McGarvey’s predecessor, former Rep. John Yarmuth, endorsed McGarvey before the primary elections. In a Spectrum News interview last May, Yarmuth shared some advice about working as the only Democrat in Kentucky’s congressional delegation.
“We generally find ways to work together when Kentucky interests are involved,” Yarmuth said using the bourbon and horse racing industries as examples. “There’s a variety of things where we can always work together.”
Over the last 10 years, McGarvey became known for working across the aisle in the state senate where Democrats held a super-minority. He served his last 4 years in Frankfort as the Democratic leader.
McGarvey seems to be taking Yarmuth’s advice to heart, joining Rep. Andy Barr, R-Ky., as co-chairman of the Congressional Bourbon Caucus.
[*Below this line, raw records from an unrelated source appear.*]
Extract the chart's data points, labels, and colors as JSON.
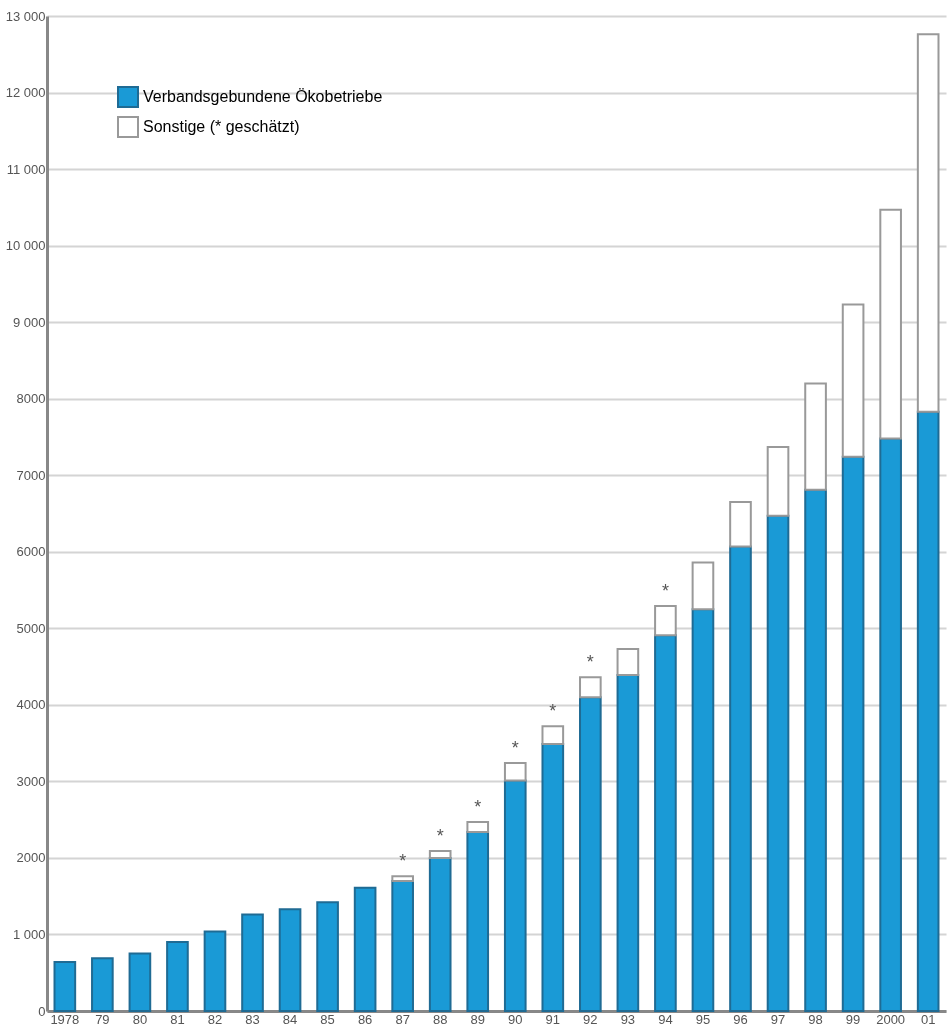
{
  "chart_data": {
    "type": "bar",
    "stacked": true,
    "categories": [
      "1978",
      "79",
      "80",
      "81",
      "82",
      "83",
      "84",
      "85",
      "86",
      "87",
      "88",
      "89",
      "90",
      "91",
      "92",
      "93",
      "94",
      "95",
      "96",
      "97",
      "98",
      "99",
      "2000",
      "01"
    ],
    "series": [
      {
        "name": "Verbandsgebundene Ökobetriebe",
        "color": "#1a9ad6",
        "values": [
          640,
          690,
          750,
          900,
          1040,
          1260,
          1330,
          1420,
          1610,
          1700,
          2000,
          2340,
          3010,
          3490,
          4100,
          4390,
          4910,
          5250,
          6070,
          6470,
          6810,
          7240,
          7480,
          7830
        ]
      },
      {
        "name": "Sonstige (* geschätzt)",
        "color": "#ffffff",
        "values": [
          null,
          null,
          null,
          null,
          null,
          null,
          null,
          null,
          null,
          60,
          90,
          130,
          230,
          230,
          260,
          340,
          380,
          610,
          580,
          900,
          1390,
          1990,
          2990,
          4930
        ]
      }
    ],
    "ylim": [
      0,
      13000
    ],
    "yticks": [
      0,
      {
        "value": 1000,
        "label": "1 000"
      },
      2000,
      3000,
      4000,
      5000,
      6000,
      7000,
      8000,
      {
        "value": 9000,
        "label": "9 000"
      },
      {
        "value": 10000,
        "label": "10 000"
      },
      {
        "value": 11000,
        "label": "11 000"
      },
      {
        "value": 12000,
        "label": "12 000"
      },
      {
        "value": 13000,
        "label": "13 000"
      }
    ],
    "grid": "y",
    "legend": "top left",
    "annotations": [
      {
        "text": "*",
        "x": "87",
        "y": 1760
      },
      {
        "text": "*",
        "x": "88",
        "y": 2090
      },
      {
        "text": "*",
        "x": "89",
        "y": 2470
      },
      {
        "text": "*",
        "x": "90",
        "y": 3240
      },
      {
        "text": "*",
        "x": "91",
        "y": 3720
      },
      {
        "text": "*",
        "x": "92",
        "y": 4360
      },
      {
        "text": "*",
        "x": "94",
        "y": 5290
      }
    ]
  }
}
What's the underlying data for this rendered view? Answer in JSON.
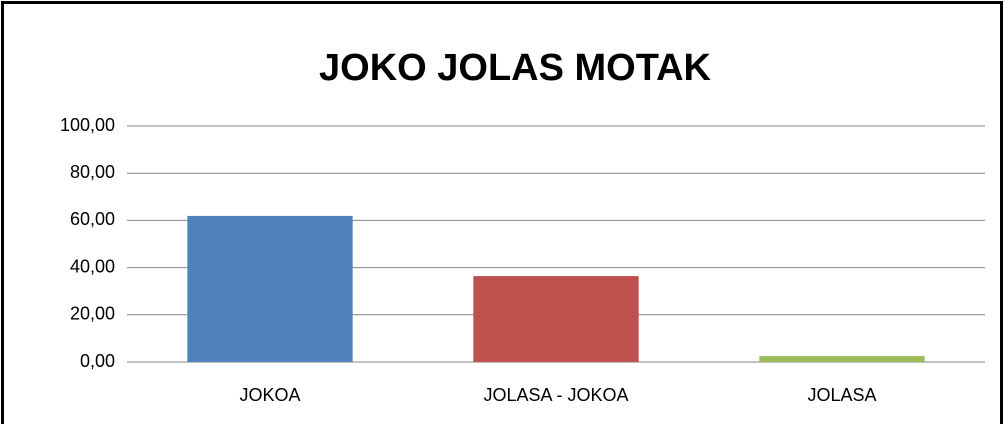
{
  "chart_data": {
    "type": "bar",
    "title": "JOKO JOLAS MOTAK",
    "categories": [
      "JOKOA",
      "JOLASA - JOKOA",
      "JOLASA"
    ],
    "values": [
      61.9,
      36.4,
      2.5
    ],
    "colors": [
      "#4f81bd",
      "#c0504d",
      "#9bbb59"
    ],
    "ylim": [
      0,
      100
    ],
    "yticks": [
      {
        "value": 0,
        "label": "0,00"
      },
      {
        "value": 20,
        "label": "20,00"
      },
      {
        "value": 40,
        "label": "40,00"
      },
      {
        "value": 60,
        "label": "60,00"
      },
      {
        "value": 80,
        "label": "80,00"
      },
      {
        "value": 100,
        "label": "100,00"
      }
    ],
    "grid": true
  }
}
While caucuses do not have power like congressional committees, they provide a way for lawmakers to strengthen relationships and draw attention to issue they think are important.
“Ninety-five percent of the world’s bourbon is made in the Commonwealth of Kentucky. It’s good jobs. It’s union jobs,” McGarvey said. “It’s important for people to understand how we export, how we make a profit.”
No matter how quickly McGarvey hits the ground running in Washington, this seat is losing influence because Yarmuth, who had represented the Louisville area for 16 years, had worked his way up to chair the highly influential House Budget Committee.
“Losing it just kind of takes a hit on the representation he provides to the home state,” explained Casey Burgat with the legislative affairs program at George Washington University. “[Yarmuth] is in a better position to set the agenda, to call certain witnesses, to fill legislation with certain pet prerogatives or pet items.”
Stephen Voss with the political science department at the University of Kentucky explained that with Republicans in the majority, it would be a good time for McGarvey to grow his potential for power in Congress.
“Let [McGarvey] rise up in the ranks that sometime in the future, when the Democratic Party moves into the majority… he might have a handful of years of seniority under his belt and be ready to start exercising influence,” Voss explained.
McGarvey will start out by serving as a member of the Small Business Committee and the Veterans Affairs Committee.
“I’m seeing good progress on my committees right now, with people from across the aisle,” McGarvey said. “I’ve co-sponsored a bill with a Republican representatives on the veterans committee that, we hope, will ease the backlog of complaints coming in that our veterans need to get solved.”
In a press release, McGarvey said that the Veterans’ Appeals Backlog Improvement Act “will allow the VA and Board of Veterans’ Appeals to establish a legal internship program, hire more young attorneys, and create better access to resources, cutting down on delays and improving veterans’ lives."
There are approximately 40,000 veterans in McGarvey’s district so his work on the Veterans’ Affairs Committee has the potential to affect many of his constituents. His goals include improving healthcare options and providing more education and job training resources for those who served.